Un processo analogo si verifica anche per gli snack: da quelli salati utilizzati negli aperitivi, come patatine fritte, pop-corn, salatini e frutta secca (pistacchi, mandorle, arachidi) a quelli dolci che accompagnano le merende a base di bevande calde. Ciò è spiegabile scientificamente. "Nel nostro cervello, quando mangiamo alimenti salati o dolci (entrambi spesso ricchi in grassi e calorie), si ha un aumento dei cosiddetti endocannabinoidi, molecole così chiamate in quanto sono prodotte dal nostro corpo e presentano un effetto simile a quello dei cannabinoidi della marijuana", continua il ricercatore dell'Spp-Cnr. "Gli endocannabinoidi interagiscono con l'ipotalamo, l'area del cervello in cui vengono controllati fame e sazietà, con il duplice risultato di inibire il senso di sazietà e, nel contempo, stimolare l'appetito e il cosiddetto senso di fame 'chimico'. Il risultato è un aumento del desiderio proprio verso questi cibi che, procurando gratificazione, inducono a ripetere l'esperienza, sia nell'immediato sia nel tempo".

In altri termini, s'innesca una sorta di 'dipendenza' alla base di un circolo vizioso. "E se nell'immediato il danno è potenziale (dipende dalle quantità assunte) e relativo (con i classici disturbi gastrointestinali legati a una cattiva digestione, come mal di stomaco, sensazione di gonfiore, dolori addominali), protrarre un tale comportamento nel tempo può portare a un progressivo sovrappeso o addirittura all'obesità e alle patologie a essa correlate: diabete, ipercolesterolemia, ipertrigliceridemia, ipertensione".

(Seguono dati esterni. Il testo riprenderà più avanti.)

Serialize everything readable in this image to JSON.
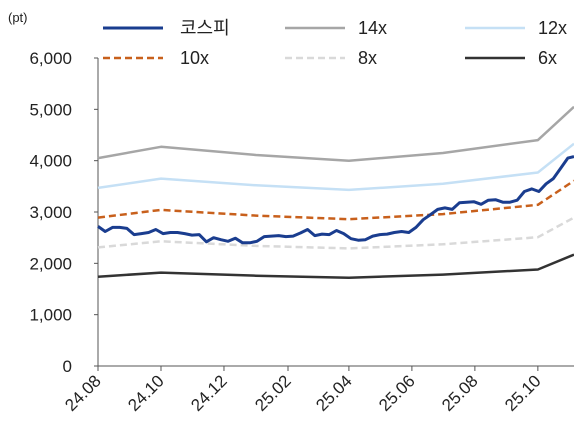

Conclude Volpe: "Se si considera che questi cibi 'gratificanti' sono spesso oggetto di una pubblicità accattivante (e non sempre corretta), che ha come bersaglio soprattutto i ragazzi, ben si comprende la preoccupazione per la loro salute. Del resto, i dati epidemiologici sottolineano quanto sia reale questo pericolo: il 30% dei nostri figli è in sovrappeso e il 10% è obeso".

In definitiva il problema è soprattutto nel ripetere l'errore. Quindi, con Seneca, potremmo concludere che "Semel in anno licet insanire", e goderci in maniera spensierata, ogni tanto, un bel momento conviviale.